Chris Anderson’s Makers: The New Industrial Revolution reveals its productivist bias in both its title and subtitle. Makers is, of course, a term that is synonymous with producers. The Industrial Revolutions- both the “first” (the factories of the 1850s), and the “second” (the assembly-line of the early 20th century)- form the backdrop for, and inform, Anderson’s analysis. They represented the height of production and to this day are the source of our lingering bias toward seeing the world through the lens of production. As the title makes clear, Anderson foresees, and is a cheerleader for, a new Industrial Revolution, a revolution in (personal) production based on the computer, the Internet, and especially new technologies such as the desktop CAD, the laser cutter and the 3-D printer (which squirts liquids such as plastic rather than ink). These technologies will allow us (in collaboration with others in open-source online communities) to make more things from the bottom up by ourselves, or in shared maker-spaces, than relying on large-scale organizations to produce them for us. I think Anderson is on to something important here and we will see a dramatic shift away from enormous organizations devoted to production and toward small, even one-person, arrangements capable of producing a wide range of things on their own.

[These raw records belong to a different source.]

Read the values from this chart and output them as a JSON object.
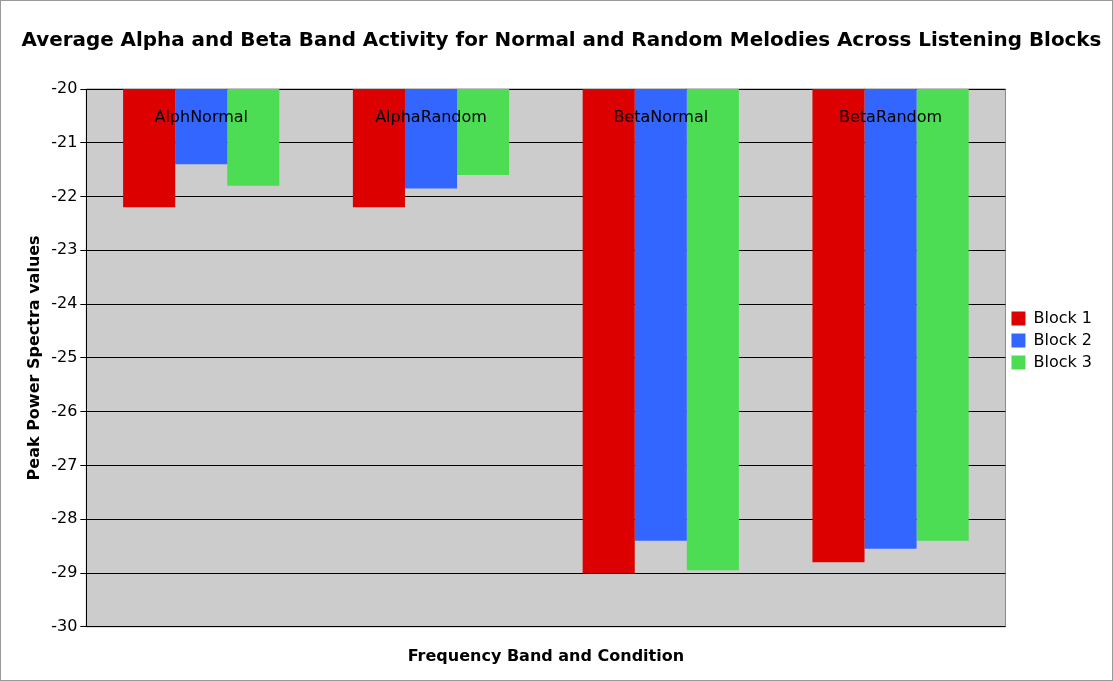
{
  "chart_data": {
    "type": "bar",
    "title": "Average Alpha and Beta Band Activity for Normal and Random Melodies Across Listening Blocks",
    "xlabel": "Frequency Band and Condition",
    "ylabel": "Peak Power Spectra values",
    "categories": [
      "AlphNormal",
      "AlphaRandom",
      "BetaNormal",
      "BetaRandom"
    ],
    "series": [
      {
        "name": "Block 1",
        "color": "#dd0000",
        "values": [
          -22.2,
          -22.2,
          -29.0,
          -28.8
        ]
      },
      {
        "name": "Block 2",
        "color": "#3366ff",
        "values": [
          -21.4,
          -21.85,
          -28.4,
          -28.55
        ]
      },
      {
        "name": "Block 3",
        "color": "#4ddd55",
        "values": [
          -21.8,
          -21.6,
          -28.95,
          -28.4
        ]
      }
    ],
    "ylim": [
      -30,
      -20
    ],
    "yticks": [
      -30,
      -29,
      -28,
      -27,
      -26,
      -25,
      -24,
      -23,
      -22,
      -21,
      -20
    ],
    "grid": "y",
    "legend": "right"
  }
}
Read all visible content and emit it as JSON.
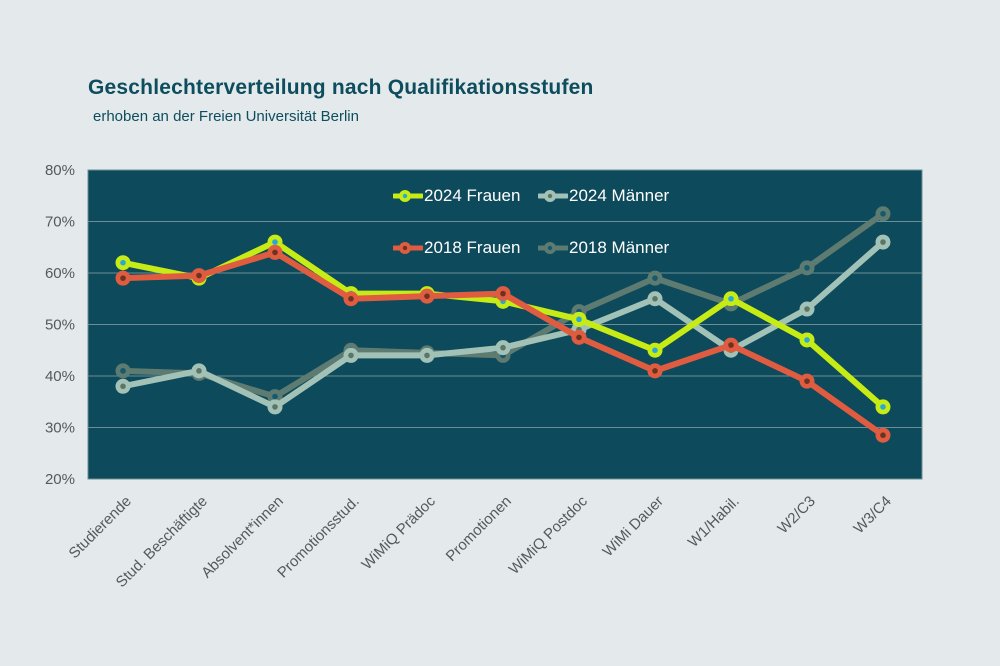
{
  "header": {
    "title": "Geschlechterverteilung nach Qualifikationsstufen",
    "subtitle": "erhoben an der Freien Universität Berlin"
  },
  "chart_data": {
    "type": "line",
    "title": "Geschlechterverteilung nach Qualifikationsstufen",
    "subtitle": "erhoben an der Freien Universität Berlin",
    "categories": [
      "Studierende",
      "Stud. Beschäftigte",
      "Absolvent*innen",
      "Promotionsstud.",
      "WiMiQ Prädoc",
      "Promotionen",
      "WiMiQ Postdoc",
      "WiMi Dauer",
      "W1/Habil.",
      "W2/C3",
      "W3/C4"
    ],
    "series": [
      {
        "name": "2024 Frauen",
        "color": "#c7eb15",
        "center_color": "#29a8d8",
        "values": [
          62,
          59,
          66,
          56,
          56,
          54.5,
          51,
          45,
          55,
          47,
          34
        ]
      },
      {
        "name": "2024 Männer",
        "color": "#a3c2b7",
        "center_color": "#5d7565",
        "values": [
          38,
          41,
          34,
          44,
          44,
          45.5,
          49,
          55,
          45,
          53,
          66
        ]
      },
      {
        "name": "2018 Frauen",
        "color": "#e05c41",
        "center_color": "#6b3420",
        "values": [
          59,
          59.5,
          64,
          55,
          55.5,
          56,
          47.5,
          41,
          46,
          39,
          28.5
        ]
      },
      {
        "name": "2018 Männer",
        "color": "#5e7b71",
        "center_color": "#14596e",
        "values": [
          41,
          40.5,
          36,
          45,
          44.5,
          44,
          52.5,
          59,
          54,
          61,
          71.5
        ]
      }
    ],
    "z_order": [
      3,
      1,
      0,
      2
    ],
    "ylim": [
      20,
      80
    ],
    "yticks": [
      80,
      70,
      60,
      50,
      40,
      30,
      20
    ],
    "ytick_suffix": "%",
    "grid": true,
    "legend_position": "inside-top-center",
    "colors": {
      "page_bg": "#e4eaec",
      "plot_bg": "#0d4a5b",
      "grid": "#6b8d96",
      "title_text": "#0e4d5e",
      "axis_text": "#54595c",
      "legend_text": "#ffffff"
    }
  }
}
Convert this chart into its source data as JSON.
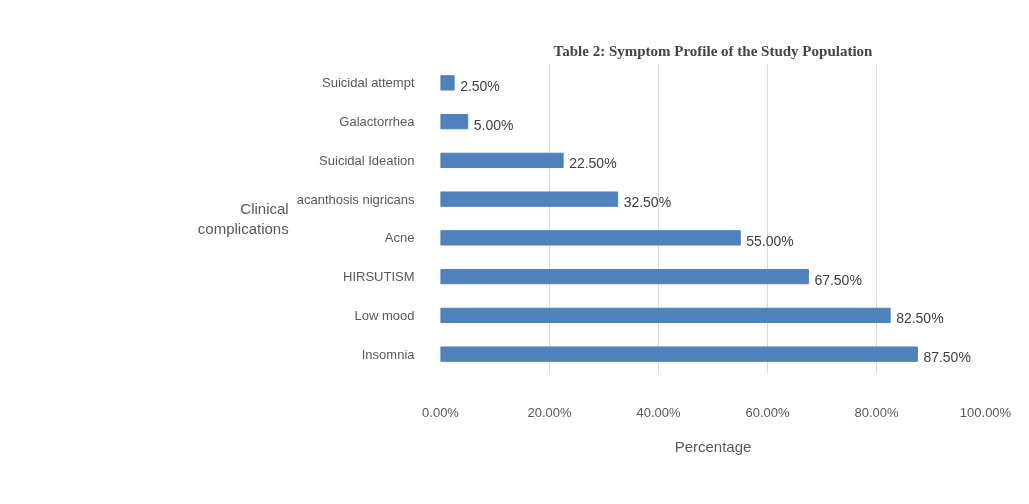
{
  "chart_data": {
    "type": "bar",
    "orientation": "horizontal",
    "title": "Table 2: Symptom Profile of the Study Population",
    "categories": [
      "Suicidal attempt",
      "Galactorrhea",
      "Suicidal Ideation",
      "acanthosis nigricans",
      "Acne",
      "HIRSUTISM",
      "Low mood",
      "Insomnia"
    ],
    "values": [
      2.5,
      5.0,
      22.5,
      32.5,
      55.0,
      67.5,
      82.5,
      87.5
    ],
    "value_labels": [
      "2.50%",
      "5.00%",
      "22.50%",
      "32.50%",
      "55.00%",
      "67.50%",
      "82.50%",
      "87.50%"
    ],
    "color": "#4f81bd",
    "xlim": [
      0,
      100
    ],
    "xticks": [
      {
        "value": 0,
        "label": "0.00%"
      },
      {
        "value": 20,
        "label": "20.00%"
      },
      {
        "value": 40,
        "label": "40.00%"
      },
      {
        "value": 60,
        "label": "60.00%"
      },
      {
        "value": 80,
        "label": "80.00%"
      },
      {
        "value": 100,
        "label": "100.00%"
      }
    ],
    "ylabel": "Clinical complications",
    "xlabel": "Percentage",
    "grid": "x"
  }
}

However, my focus is on Anderson’s single-minded concern with production and the ways in which that distorts his analysis. The fact is that Anderson should have known better since all of the technologies and processes of concern to him also involve consumption. Indeed, they involve more-or-less simultaneous production and consumption, or prosumption. Many of the makers of concern to Anderson had their roots, and many continue to remain, in the DIY movement. DIY is a form of prosumption since do-it-yourselfers are most often involved in producing things for their own consumption. Many of Anderson’s initial examples involve such DIY activities as making things with his grandfather, his garage band when he was in his 20s, making dollhouse furniture for his children and, of course, in various web-based activities. A good number of the DIY activities discussed throughout the book end up becoming profit-making businesses involved in prosuming for others. These are ultimately the forerunners of the small businesses that are the hope, in Anderson’s view, for saving American capitalism and its economy more generally (Ritchie S. King, “When Breakthroughs Begin at Home.” New York Times January 16, 2012).
Anderson’s productivist biases prevent him from seeing that what he is really describing is a world increasingly based on, and characterized by prosumption. Makers are, and many will continue to be, prosumers making things for themselves, as well as for those close to them. Some, perhaps many, will turn these activities into businesses, but even then they, and those they hire if and when the businesses grow, will remain prosumers as they consume raw materials, their own labor time, and so on in the process of production.
As a result, in closing Anderson offers two alternatives for the economic future for the United States and other Western countries (226). One is where things are made to be “exchange values” to be sold commercially, while the other is where things are made as “use values” for one’s own use and for the sheer pleasure of making them. Needless to say, Anderson places his bet on the former alternative. Since he, like most analysts, does not possess a clear sense, or a well-established concept, of prosumption, he is unable to see that in either alternative he is analyzing prosumption. It is prosumption that is our (once and) future reality.